RobustMQ Raft State Machine Continued Optimization: Re-Validating Groups, Heartbeat Clocks, and Runtime Threads

In the previous article, Raft State Machine Performance Investigation: The Problem Isn't RocksDB — It's Queuing, we confirmed a key finding: the main latency in client_write is not in RocksDB disk writes, but in queuing at the Raft entry point and waiting inside Raft.

This article continues to document the subsequent optimization process. The goal is not to produce a single impressive peak number, but to clearly explain the relationship between parameters and observed behavior, and ultimately converge on a stable, reproducible, and explainable configuration.

Three Questions This Article Aims to Answer

After the first round of conclusions, we narrowed the problem down to three directions:

Group sharding: if we increase data_raft_group_num from 1 to 4, raising the theoretical level of parallelism — will throughput actually improve?
Raft clock: to what extent do heartbeat_interval and election_timeout_min/max affect throughput and stability?
Tokio runtime threads: what is a more reasonable balance for server/meta/broker worker threads?

These three directions could theoretically each bring performance gains, but whether that holds in practice can only be determined by experimental data.

Experiment Setup and Environment Notes

To avoid false conclusions from "parameters changing while the environment also changes," we kept the benchmark methodology as consistent as possible throughout this round.
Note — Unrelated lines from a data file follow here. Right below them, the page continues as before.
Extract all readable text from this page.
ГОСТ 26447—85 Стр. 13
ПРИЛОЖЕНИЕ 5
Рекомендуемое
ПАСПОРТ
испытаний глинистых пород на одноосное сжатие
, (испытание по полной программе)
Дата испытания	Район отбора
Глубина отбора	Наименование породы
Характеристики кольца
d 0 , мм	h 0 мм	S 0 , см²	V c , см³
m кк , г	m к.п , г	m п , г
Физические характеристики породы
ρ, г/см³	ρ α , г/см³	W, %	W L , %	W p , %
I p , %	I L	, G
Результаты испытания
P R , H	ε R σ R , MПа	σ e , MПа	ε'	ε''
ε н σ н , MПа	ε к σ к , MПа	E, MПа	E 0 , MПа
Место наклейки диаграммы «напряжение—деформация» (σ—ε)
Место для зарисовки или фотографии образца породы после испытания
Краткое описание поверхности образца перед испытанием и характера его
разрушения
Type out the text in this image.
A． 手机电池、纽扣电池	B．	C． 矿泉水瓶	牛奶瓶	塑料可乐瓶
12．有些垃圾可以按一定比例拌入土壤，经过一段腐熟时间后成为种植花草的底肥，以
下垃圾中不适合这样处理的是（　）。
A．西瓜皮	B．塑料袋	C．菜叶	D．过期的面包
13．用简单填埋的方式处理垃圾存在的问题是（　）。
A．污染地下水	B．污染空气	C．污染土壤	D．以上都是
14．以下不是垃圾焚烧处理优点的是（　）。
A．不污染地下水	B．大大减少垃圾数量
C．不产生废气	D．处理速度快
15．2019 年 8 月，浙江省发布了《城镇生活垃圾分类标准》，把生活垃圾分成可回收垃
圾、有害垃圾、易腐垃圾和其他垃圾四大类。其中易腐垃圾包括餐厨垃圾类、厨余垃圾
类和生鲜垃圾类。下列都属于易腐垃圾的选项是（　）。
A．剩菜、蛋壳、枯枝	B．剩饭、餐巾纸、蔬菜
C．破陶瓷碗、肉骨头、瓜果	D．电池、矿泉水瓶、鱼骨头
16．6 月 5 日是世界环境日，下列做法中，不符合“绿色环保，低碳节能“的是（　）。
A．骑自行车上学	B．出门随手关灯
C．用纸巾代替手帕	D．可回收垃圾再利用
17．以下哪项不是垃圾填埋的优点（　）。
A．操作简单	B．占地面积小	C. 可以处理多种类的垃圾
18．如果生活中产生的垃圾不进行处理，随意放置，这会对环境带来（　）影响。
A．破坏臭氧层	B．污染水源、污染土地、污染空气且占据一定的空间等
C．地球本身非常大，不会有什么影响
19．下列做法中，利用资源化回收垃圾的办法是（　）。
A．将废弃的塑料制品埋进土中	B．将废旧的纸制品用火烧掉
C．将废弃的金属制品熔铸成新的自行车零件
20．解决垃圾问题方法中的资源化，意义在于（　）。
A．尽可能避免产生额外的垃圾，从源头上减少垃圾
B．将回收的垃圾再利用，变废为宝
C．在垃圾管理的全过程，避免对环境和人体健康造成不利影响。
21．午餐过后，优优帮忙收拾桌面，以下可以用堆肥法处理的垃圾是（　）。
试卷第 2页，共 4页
The test machine is Apple Silicon (14 logical CPUs, 10P + 4E). The core test path is placement-create-session, using the project's built-in cli-bench tool, with primary concurrency levels of 2,000 and 5,000. Key metrics are ops/s, p95/p99, timeouts, and Raft-related metrics (write/log append/apply).

It's important to note that most of these experiments were in a "local benchmark + local service" setup, and results are susceptible to scheduling and thermal throttling effects. The conclusions presented here are reproducible results "under the current experimental conditions" and do not directly translate to absolute limits in a multi-machine production environment.

First, Let's Clarify: What Is a Raft Group, and What Did We Have Before?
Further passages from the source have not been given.